The Pharmacists' Ball was almost evenly divided between gentlemen in white and black tie. At both events, I personally saw only a few coloured bow ties, no notch lapels, and most trouser waists were properly covered by cummerbunds or waistcoats (rarely), but as there were well over 3,000 people in attendance at each event, I clearly did not see every single person, and I am positive that there were some atrocities. Nonetheless, the difference to similar, albeit much smaller, events in the Washington, DC region was very obvious. It seems that most Viennese gentlemen own a dinner jacket, and do not need to hire.

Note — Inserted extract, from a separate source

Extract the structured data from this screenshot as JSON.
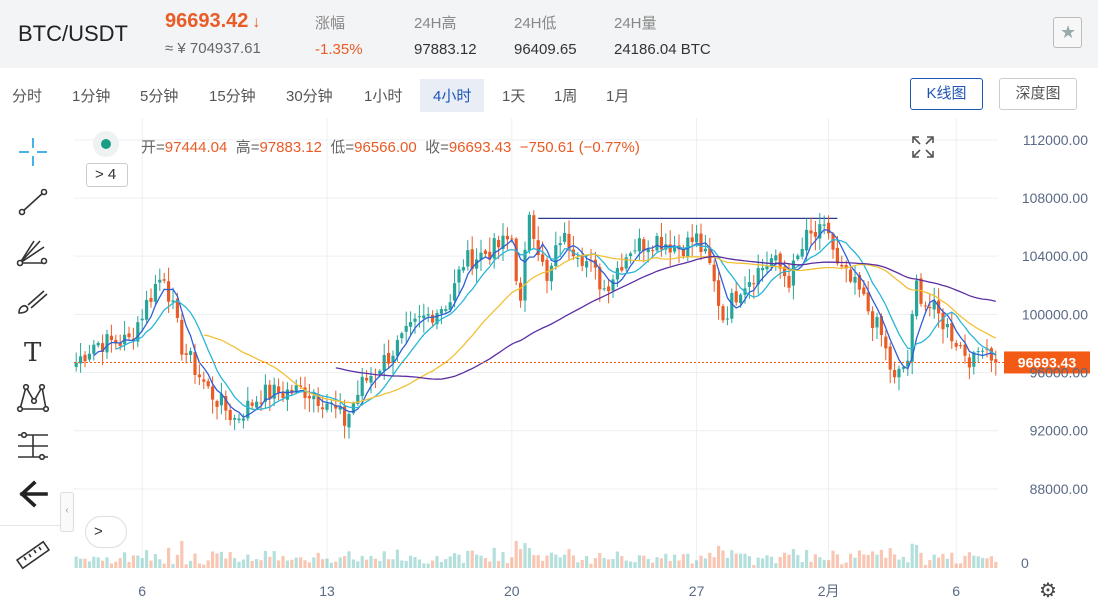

I also noticed that the Viennese seem to prefer wing-tipped collars, whilst my dad (Brit) always wore turn-down collared shirts with double cuffs with his dinner suit.
Some other observations: pocket squares are popular, several men wore white gloves, top hats and cloaks on several men at Pharmacists' Ball while queued outside for a taxi. Viennese ladies and gents change shoes and bring a pair of dancing shoes in a separate bag. As a result, you typically see boots peek out from underneath ball gowns or worn with tailcoats, and rubber galoshes over patent leather slippers. Whilst this is perhaps not proper and comme il faut, it enables them to deal with snow/ice whilst waiting for a taxi, walking to the car park or the Naschmarkt for an early 4:30 or 5 am breakfast. Yes, these events typically end at 4 o'clock in the morning, and dancing makes you hungry. An early breakfast is part of the experience, and it would be a shame to ruin one's nice shoes because of snow and salt.
P.S. Virtually everybody can ballroom dance. People tangoed, fox trotted, waltzed, jived and cha-chad accross the floor.